Tim Peters tim.one@comcast.net
Fri, 26 Apr 2002 16:59:23 -0400


[Tim]

But Marc-Andre uses realloc at the end to return the excess. The excess bytes will get reused (and some returned yet again) by the next overallocation, and so on.

[Martin]

Right. I confused this with the fact that PyMemRealloc won't return the excess memory,

PyMem_Realloc does whatever the system realloc does -- PyMem_Realloc doesn't go thru pymalloc today (except in a PYMALLOC_DEBUG build). Doesn't matter, though, since strings use the PyObject_{Malloc, Free, Realloc} family today, and that does use pymalloc. OTOH, there's no reason PyObject_Realloc has to hang on to all small-block memory on a shrinking realloc, and there's no reason pymalloc couldn't grow another realloc entry point specifying what the caller wants a shrinking realloc to do. These things are all easy to change, but I don't know what's truly desirable.

Note another subtlety: I expect you brought up PyMem_Realloc because unicodeobject.c uses the PyMem_XYZ family for managing the PyUnicodeObject.str member today. That means it normally never uses pymalloc at all, except to allocate fixed-size PyUnicodeObject structs (which use the PyObject_XYZ memory family). I don't know whether that's the best idea, but that's how it is today.

pymalloc gets into this because PyUnicode_EncodeUTF8 returns a plain string object, and the latter uses pymalloc today.

so the extra bytes in a small string will be wasted for the life time of the string object - that still could cause significant memory wastage.

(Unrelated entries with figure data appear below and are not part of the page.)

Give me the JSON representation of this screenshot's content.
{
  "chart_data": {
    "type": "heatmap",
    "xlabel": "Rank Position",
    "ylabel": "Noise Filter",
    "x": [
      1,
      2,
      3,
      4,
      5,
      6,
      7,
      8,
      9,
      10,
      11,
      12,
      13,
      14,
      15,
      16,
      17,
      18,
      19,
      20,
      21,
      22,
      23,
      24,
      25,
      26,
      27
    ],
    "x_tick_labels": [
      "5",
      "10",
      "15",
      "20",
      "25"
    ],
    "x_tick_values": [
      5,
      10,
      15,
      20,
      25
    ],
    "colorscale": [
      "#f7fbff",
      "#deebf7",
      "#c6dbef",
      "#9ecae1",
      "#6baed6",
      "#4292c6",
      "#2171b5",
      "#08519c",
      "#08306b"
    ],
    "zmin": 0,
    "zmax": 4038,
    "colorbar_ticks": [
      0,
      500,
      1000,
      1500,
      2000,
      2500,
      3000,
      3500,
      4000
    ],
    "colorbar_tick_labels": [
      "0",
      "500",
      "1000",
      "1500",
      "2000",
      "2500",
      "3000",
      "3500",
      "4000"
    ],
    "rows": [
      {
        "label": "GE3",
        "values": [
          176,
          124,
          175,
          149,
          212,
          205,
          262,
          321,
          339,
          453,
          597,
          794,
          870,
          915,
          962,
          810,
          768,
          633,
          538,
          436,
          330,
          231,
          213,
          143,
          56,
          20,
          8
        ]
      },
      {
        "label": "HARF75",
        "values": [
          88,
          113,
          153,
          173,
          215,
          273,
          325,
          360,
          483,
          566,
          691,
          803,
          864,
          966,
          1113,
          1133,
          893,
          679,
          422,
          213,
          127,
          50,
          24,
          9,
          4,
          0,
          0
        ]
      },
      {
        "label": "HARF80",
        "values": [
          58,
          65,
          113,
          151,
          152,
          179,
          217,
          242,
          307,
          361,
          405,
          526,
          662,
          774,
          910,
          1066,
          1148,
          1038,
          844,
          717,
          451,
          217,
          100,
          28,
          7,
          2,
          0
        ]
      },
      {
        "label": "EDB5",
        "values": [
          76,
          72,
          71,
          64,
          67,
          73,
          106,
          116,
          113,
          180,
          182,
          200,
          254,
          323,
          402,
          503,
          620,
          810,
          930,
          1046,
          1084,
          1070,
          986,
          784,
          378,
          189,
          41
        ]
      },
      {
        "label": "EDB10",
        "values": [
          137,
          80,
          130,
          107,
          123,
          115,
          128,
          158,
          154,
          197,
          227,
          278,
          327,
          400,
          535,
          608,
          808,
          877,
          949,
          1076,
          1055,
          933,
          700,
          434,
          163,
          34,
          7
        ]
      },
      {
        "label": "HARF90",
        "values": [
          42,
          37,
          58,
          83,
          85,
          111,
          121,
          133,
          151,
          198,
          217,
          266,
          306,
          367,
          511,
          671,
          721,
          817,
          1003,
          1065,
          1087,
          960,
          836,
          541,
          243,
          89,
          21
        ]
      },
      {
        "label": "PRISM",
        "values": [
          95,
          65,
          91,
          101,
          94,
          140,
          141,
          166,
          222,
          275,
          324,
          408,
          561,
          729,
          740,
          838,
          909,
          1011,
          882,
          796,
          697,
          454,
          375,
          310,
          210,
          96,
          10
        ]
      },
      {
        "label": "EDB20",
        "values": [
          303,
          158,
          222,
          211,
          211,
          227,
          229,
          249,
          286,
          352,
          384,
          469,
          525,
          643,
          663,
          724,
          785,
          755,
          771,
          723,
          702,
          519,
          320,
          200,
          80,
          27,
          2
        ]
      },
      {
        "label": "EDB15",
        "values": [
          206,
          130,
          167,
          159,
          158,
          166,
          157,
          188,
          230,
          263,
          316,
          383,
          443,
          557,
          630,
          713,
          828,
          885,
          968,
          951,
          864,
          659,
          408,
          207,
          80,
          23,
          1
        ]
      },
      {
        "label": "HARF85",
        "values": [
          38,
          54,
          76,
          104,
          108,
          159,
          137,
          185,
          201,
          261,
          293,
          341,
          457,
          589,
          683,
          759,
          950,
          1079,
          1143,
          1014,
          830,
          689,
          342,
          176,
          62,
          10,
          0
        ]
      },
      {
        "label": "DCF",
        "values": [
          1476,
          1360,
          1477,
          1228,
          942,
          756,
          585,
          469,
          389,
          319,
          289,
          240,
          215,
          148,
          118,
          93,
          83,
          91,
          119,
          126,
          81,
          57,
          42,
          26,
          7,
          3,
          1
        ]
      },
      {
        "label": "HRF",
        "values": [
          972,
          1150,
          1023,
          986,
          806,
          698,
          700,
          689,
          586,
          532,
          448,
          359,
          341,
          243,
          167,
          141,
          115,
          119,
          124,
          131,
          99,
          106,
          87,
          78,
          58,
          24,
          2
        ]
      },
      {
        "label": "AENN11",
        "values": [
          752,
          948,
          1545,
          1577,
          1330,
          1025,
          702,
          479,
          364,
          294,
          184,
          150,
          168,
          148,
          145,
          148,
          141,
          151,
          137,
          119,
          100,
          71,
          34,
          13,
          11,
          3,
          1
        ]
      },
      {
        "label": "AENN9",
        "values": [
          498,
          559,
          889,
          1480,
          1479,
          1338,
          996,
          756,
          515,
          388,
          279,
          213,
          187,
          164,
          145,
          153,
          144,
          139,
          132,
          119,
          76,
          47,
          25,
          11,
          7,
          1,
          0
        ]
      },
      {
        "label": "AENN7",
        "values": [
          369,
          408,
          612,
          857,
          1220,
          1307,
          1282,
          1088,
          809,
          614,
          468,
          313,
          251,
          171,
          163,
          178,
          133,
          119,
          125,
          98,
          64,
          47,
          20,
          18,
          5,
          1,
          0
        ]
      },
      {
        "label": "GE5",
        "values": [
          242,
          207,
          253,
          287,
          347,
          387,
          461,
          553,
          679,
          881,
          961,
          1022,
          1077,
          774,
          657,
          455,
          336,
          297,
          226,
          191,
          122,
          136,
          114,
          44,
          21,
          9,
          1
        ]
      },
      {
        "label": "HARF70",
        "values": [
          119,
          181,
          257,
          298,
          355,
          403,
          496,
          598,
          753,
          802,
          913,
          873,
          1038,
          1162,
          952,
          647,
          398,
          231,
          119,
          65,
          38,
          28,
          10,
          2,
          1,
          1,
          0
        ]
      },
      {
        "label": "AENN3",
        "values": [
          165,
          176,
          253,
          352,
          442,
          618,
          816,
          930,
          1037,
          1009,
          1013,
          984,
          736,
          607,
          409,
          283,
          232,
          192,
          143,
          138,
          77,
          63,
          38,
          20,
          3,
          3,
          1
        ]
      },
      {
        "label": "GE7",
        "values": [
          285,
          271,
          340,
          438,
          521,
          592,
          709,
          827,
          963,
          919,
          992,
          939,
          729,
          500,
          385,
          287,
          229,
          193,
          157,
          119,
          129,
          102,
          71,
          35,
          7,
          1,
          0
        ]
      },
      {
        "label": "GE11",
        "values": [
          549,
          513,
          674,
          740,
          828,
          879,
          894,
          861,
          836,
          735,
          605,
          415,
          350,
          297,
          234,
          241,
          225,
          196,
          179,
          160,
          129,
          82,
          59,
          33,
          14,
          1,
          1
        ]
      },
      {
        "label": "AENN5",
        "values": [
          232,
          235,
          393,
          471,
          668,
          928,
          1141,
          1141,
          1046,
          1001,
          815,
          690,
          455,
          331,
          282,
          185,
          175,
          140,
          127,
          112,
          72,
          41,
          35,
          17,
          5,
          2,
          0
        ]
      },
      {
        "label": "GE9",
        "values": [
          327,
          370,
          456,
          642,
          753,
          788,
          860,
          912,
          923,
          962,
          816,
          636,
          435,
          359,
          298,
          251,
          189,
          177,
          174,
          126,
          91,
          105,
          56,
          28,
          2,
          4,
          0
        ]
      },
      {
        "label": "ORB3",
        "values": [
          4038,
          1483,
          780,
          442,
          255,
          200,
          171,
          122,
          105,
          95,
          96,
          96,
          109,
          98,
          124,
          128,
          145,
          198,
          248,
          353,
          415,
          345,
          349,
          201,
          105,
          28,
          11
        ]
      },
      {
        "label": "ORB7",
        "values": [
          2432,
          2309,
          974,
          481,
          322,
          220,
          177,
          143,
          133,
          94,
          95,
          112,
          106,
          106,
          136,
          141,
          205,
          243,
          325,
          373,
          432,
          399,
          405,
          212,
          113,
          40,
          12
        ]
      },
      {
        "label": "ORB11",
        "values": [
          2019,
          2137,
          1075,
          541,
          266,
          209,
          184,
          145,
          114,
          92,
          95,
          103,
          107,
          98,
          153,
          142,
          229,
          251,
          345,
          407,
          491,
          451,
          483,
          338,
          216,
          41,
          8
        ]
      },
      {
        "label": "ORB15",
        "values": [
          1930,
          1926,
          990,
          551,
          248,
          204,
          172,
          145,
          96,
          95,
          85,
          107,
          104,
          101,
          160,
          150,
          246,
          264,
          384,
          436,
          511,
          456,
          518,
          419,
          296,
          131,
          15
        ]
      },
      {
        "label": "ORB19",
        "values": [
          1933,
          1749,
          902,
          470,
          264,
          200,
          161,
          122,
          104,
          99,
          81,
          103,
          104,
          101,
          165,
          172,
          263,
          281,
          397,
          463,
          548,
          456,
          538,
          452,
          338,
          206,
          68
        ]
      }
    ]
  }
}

It could. Python generally aims to optimize the expected case, not jump thru hoops to avoid worst cases (else we wouldn't use dicts at all ). But I don't know what the expected case is here, and given how often I use Unicode in my own work it could be I'll never have a clue. Note that the expected uses of Unicode strings makes no difference to PyUnicode_EncodeUTF8: what counts there is the expected lifetimes and sizes of the "plain" utf8-encoded PyStringObjects it computes. Indeed, pymalloc has almost no implications for Unicode beyond the encode-as-a-plain-string functions (unless unicodeobject.c is changed to manage the PyUnicodeObject.str member using pymalloc too, as plain strings do today).

MAL, you should keep in mind that pymalloc is also managing the small chunks in your scheme: when you're fiddling with a 40-character Unicode string, an overallocation "by a factor of 4" only amounts to an 80-character UTF8 string.

[I guess this is a terminology, not a math problem:

Nope! Turns out it was an hallucination problem .

a 40 character Unicode string has already 80 bytes; the UTF-8 of it can have up to 160 bytes].

You're right, of course. The conclusion doesn't change, though: that's still in the range of block pymalloc handles (and will remain so unless I reduce pymalloc's small-object threshold below what's needed for pymalloc to handle small dicts on its own -- which I'm unlikely to do).